Chakravorthy Spivak, violenza epistemica e la chicana Gloria Anzaldúa,

ferita coloniale; e verso la Grande Migrazione odierna, noi oggi

proponiamo indifferenza e sordità. Ma l’imprevedibilità e la sorpresa che i

migranti hanno per noi è il loro progetto eutopico generale che sembra

voler disegnare proprio il profilo di una civiltà umana generale dei diversi

nella concordia. E rispetto al passato ogni migrante testimonia e propone il

progetto eutopico anche per noi per poter vivere insieme nella concordia,

ora, domani, entro questo secolo. Questo progetto dà anche la forma del

grande perdono per noi coloni ancora non decolonizzati, che possono

decolonizzarsi solo ora, insieme con i migranti. Questo progetto, infatti,

rovescia il paradigma coloniale del passato dal quale veniamo tutti, coloni

e colonizzati dalla modernità. Porta concordia e non guerra, come noi

portammo presso di loro, e desolazione. La civiltà occidentale deve

diventare capace di scrivere un nuovo poema su di sé accanto a quello di

A. A. Neto.

L’anticolonialismo è un fiore che non cresce nei giardini europei,

pieni invece come non mai di postcolonialismo accademico.

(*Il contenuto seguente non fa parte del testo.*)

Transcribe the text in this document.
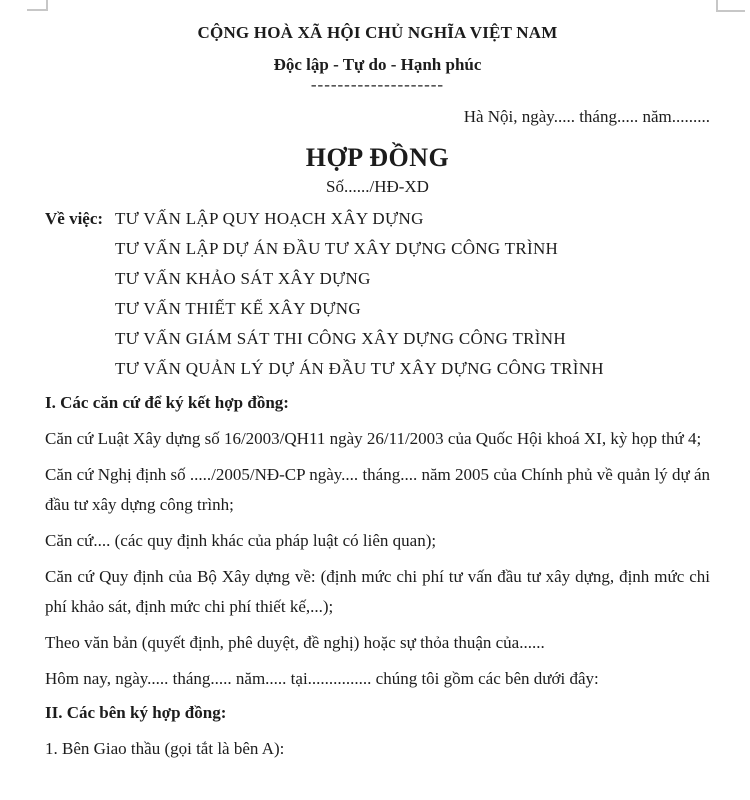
CỘNG HOÀ XÃ HỘI CHỦ NGHĨA VIỆT NAM
Độc lập - Tự do - Hạnh phúc
--------------------
Hà Nội, ngày..... tháng..... năm.........
HỢP ĐỒNG
Số....../HĐ-XD
Về việc: TƯ VẤN LẬP QUY HOẠCH XÂY DỰNG
TƯ VẤN LẬP DỰ ÁN ĐẦU TƯ XÂY DỰNG CÔNG TRÌNH
TƯ VẤN KHẢO SÁT XÂY DỰNG
TƯ VẤN THIẾT KẾ XÂY DỰNG
TƯ VẤN GIÁM SÁT THI CÔNG XÂY DỰNG CÔNG TRÌNH
TƯ VẤN QUẢN LÝ DỰ ÁN ĐẦU TƯ XÂY DỰNG CÔNG TRÌNH
I. Các căn cứ để ký kết hợp đồng:
Căn cứ Luật Xây dựng số 16/2003/QH11 ngày 26/11/2003 của Quốc Hội khoá XI, kỳ họp thứ 4;
Căn cứ Nghị định số ...../2005/NĐ-CP ngày.... tháng.... năm 2005 của Chính phủ về quản lý dự án đầu tư xây dựng công trình;
Căn cứ.... (các quy định khác của pháp luật có liên quan);
Căn cứ Quy định của Bộ Xây dựng về: (định mức chi phí tư vấn đầu tư xây dựng, định mức chi phí khảo sát, định mức chi phí thiết kế,...);
Theo văn bản (quyết định, phê duyệt, đề nghị) hoặc sự thỏa thuận của......
Hôm nay, ngày..... tháng..... năm..... tại............... chúng tôi gồm các bên dưới đây:
II. Các bên ký hợp đồng:
1. Bên Giao thầu (gọi tắt là bên A):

L’anticolonialismo non è stato e non è terrorismo ma la maturazione civile

di un pensiero civile mondiale, come quello di Neto e Mandela. Bisogna

andare anche nelle Americhe per trovarlo, per riconoscerlo e per ascoltare

finalmente le sue voci. Due su tutte: quella dell’afroamericano MalcomX e

quella del poeta della Martinica Aimé Césaire, che tanti anni fa ci rivolse

la domanda senza ascolto e senza risposta: Qui êtes vous? Chi siete voi

europei coloni che vi siete incoronati come padroni del regno di questo

mondo?

Penso che oggi in Europa ogni migrante si presenti a noi come un

Montaigne extracomunitario e come il nostro migliore amico. A questo

servono la transculturazione e la gentilezza.